Direct training high-performance spiking neural networks for object recognition and detection

Front Neurosci. 2023 Aug 8:17:1229951. doi: 10.3389/fnins.2023.1229951. eCollection 2023.

Abstract

Introduction: The spiking neural network (SNN) is a bionic model that is energy-efficient when implemented on neuromorphic hardwares. The non-differentiability of the spiking signals and the complicated neural dynamics make direct training of high-performance SNNs a great challenge. There are numerous crucial issues to explore for the deployment of direct training SNNs, such as gradient vanishing and explosion, spiking signal decoding, and applications in upstream tasks.

Methods: To address gradient vanishing, we introduce a binary selection gate into the basic residual block and propose spiking gate (SG) ResNet to implement residual learning in SNNs. We propose two appropriate representations of the gate signal and verify that SG ResNet can overcome gradient vanishing or explosion by analyzing the gradient backpropagation. For the spiking signal decoding, a better decoding scheme than rate coding is achieved by our attention spike decoder (ASD), which dynamically assigns weights to spiking signals along the temporal, channel, and spatial dimensions.

Results and discussion: The SG ResNet and ASD modules are evaluated on multiple object recognition datasets, including the static ImageNet, CIFAR-100, CIFAR-10, and neuromorphic DVS-CIFAR10 datasets. Superior accuracy is demonstrated with a tiny simulation time step of four, specifically 94.52% top-1 accuracy on CIFAR-10 and 75.64% top-1 accuracy on CIFAR-100. Spiking RetinaNet is proposed using SG ResNet as the backbone and ASD module for information decoding as the first direct-training hybrid SNN-ANN detector for RGB images. Spiking RetinaNet with a SG ResNet34 backbone achieves an mAP of 0.296 on the object detection dataset MSCOCO.

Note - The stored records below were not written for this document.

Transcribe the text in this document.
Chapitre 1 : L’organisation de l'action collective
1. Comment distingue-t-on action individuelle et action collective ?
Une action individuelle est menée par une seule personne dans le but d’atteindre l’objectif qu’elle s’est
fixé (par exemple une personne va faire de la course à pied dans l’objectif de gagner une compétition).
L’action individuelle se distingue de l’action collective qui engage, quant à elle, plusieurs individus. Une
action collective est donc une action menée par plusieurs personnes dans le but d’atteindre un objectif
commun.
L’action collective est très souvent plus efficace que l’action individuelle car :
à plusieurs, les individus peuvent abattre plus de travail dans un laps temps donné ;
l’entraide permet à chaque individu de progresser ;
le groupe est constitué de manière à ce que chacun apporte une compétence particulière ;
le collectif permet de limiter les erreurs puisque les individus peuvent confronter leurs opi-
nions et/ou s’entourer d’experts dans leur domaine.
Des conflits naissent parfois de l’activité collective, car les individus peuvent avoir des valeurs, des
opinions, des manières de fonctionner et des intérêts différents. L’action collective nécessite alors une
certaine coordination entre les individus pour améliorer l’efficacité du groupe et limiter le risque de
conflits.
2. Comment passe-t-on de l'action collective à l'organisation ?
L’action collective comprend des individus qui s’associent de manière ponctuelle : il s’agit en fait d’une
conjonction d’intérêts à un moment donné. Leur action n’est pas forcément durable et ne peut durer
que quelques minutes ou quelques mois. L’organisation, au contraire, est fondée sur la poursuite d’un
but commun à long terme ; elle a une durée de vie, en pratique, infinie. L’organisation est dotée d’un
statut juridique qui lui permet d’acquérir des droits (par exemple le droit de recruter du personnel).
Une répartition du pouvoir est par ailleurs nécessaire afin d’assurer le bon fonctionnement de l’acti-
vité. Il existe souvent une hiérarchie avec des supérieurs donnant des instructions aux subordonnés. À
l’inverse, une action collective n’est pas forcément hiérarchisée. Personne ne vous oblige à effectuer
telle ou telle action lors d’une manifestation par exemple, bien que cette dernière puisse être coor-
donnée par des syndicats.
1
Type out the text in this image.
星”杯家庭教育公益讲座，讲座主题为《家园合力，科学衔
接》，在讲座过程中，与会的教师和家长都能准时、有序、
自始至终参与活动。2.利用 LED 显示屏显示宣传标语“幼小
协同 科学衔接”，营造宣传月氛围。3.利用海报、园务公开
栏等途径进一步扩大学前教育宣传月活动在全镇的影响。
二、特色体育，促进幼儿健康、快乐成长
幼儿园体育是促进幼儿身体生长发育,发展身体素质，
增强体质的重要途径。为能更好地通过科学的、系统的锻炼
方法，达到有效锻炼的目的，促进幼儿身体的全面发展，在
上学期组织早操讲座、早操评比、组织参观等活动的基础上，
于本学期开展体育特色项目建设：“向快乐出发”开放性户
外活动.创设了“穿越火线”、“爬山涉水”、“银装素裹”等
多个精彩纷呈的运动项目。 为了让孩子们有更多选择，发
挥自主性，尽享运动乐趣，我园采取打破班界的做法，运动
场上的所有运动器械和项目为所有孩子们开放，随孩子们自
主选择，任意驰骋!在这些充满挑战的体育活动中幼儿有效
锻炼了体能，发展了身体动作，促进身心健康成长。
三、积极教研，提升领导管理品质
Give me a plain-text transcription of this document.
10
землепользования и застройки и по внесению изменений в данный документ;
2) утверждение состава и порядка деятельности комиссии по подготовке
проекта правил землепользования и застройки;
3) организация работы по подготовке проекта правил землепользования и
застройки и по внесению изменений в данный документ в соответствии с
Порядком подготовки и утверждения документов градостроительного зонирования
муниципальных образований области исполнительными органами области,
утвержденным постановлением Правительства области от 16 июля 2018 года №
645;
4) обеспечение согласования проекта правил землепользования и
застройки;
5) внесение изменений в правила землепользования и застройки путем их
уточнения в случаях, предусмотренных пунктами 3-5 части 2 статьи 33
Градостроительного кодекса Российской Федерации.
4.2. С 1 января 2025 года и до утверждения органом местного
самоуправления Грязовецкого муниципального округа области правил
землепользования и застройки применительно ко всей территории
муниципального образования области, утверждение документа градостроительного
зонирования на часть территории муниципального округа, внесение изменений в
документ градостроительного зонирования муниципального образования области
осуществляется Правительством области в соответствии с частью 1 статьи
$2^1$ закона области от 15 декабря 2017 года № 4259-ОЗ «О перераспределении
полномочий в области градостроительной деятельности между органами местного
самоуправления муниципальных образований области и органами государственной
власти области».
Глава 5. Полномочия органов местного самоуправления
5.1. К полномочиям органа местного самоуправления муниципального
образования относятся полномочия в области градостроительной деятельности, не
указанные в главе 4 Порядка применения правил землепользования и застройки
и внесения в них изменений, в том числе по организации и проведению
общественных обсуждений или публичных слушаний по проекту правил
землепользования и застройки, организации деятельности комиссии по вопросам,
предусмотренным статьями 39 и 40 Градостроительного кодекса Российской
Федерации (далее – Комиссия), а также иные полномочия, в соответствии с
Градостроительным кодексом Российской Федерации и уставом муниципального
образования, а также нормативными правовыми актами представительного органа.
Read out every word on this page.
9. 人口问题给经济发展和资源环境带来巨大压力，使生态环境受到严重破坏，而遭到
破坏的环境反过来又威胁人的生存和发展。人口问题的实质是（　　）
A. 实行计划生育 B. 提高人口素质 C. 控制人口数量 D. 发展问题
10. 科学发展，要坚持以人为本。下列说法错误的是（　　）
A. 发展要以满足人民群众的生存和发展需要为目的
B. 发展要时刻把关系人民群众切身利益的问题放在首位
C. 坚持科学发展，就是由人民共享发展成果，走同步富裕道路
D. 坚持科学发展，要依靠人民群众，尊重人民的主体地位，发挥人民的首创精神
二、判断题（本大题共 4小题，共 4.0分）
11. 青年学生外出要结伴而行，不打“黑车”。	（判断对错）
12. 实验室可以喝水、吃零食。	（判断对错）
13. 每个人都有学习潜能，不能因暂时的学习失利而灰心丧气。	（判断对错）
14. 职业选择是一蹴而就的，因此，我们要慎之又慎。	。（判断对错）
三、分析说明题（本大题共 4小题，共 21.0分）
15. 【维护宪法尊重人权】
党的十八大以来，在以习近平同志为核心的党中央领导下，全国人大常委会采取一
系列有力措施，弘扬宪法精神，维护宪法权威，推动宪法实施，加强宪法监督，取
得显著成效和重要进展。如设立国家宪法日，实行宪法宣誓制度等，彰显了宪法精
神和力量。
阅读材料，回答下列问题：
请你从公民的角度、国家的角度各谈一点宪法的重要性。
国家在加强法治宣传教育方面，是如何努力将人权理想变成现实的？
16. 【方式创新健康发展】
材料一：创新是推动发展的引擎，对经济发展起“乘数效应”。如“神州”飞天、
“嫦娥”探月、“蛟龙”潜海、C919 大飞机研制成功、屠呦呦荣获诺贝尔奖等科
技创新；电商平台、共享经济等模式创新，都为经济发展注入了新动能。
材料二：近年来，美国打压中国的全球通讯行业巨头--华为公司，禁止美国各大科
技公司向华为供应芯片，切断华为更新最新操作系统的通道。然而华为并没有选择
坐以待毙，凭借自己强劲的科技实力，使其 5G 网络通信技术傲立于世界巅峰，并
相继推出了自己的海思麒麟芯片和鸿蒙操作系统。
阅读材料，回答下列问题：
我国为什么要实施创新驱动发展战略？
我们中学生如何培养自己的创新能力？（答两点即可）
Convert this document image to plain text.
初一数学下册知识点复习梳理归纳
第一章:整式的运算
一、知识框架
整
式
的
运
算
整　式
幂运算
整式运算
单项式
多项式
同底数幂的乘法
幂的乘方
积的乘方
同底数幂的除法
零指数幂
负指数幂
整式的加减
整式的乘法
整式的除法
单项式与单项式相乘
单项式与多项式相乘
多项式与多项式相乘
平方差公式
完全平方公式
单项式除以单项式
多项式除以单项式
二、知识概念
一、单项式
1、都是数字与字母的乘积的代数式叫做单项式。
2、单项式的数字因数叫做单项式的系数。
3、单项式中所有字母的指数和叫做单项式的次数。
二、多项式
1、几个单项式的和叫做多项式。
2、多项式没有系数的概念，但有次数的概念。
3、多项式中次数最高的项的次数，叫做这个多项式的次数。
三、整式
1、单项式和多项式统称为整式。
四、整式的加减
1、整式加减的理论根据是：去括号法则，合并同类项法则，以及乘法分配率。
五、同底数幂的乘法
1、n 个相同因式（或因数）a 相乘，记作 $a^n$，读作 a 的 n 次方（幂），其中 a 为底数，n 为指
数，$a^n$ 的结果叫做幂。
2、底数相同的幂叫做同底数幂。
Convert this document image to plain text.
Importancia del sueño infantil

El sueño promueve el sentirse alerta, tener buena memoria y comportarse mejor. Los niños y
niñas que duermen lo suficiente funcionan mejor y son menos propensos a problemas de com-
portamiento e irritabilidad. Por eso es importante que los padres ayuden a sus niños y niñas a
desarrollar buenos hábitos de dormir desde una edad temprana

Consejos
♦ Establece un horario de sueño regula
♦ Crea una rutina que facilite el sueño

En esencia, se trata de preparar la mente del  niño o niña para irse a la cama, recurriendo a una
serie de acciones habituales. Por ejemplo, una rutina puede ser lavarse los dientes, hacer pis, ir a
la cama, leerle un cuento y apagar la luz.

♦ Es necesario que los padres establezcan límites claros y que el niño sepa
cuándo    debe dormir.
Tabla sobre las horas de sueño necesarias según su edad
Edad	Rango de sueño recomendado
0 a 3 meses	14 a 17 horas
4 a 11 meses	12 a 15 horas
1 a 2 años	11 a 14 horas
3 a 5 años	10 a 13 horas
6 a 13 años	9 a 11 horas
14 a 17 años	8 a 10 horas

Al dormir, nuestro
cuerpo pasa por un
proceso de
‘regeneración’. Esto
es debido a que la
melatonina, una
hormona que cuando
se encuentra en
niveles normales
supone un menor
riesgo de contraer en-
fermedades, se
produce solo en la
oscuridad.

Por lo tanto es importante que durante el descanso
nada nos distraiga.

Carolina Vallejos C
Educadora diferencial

Keywords: attention spike decoder; gate residual learning; object detection; object recognition; spiking RetinaNet; spiking neural networks.

Grants and funding

This study was supported by STI 2030-Major Projects 2021ZD0201403, in part by NSFC 62088101 Autonomous Intelligent Unmanned Systems, and in part by the Open Research Project of the State Key Laboratory of Industrial Control Technology, Zhejiang University, China (No. ICT2022B04).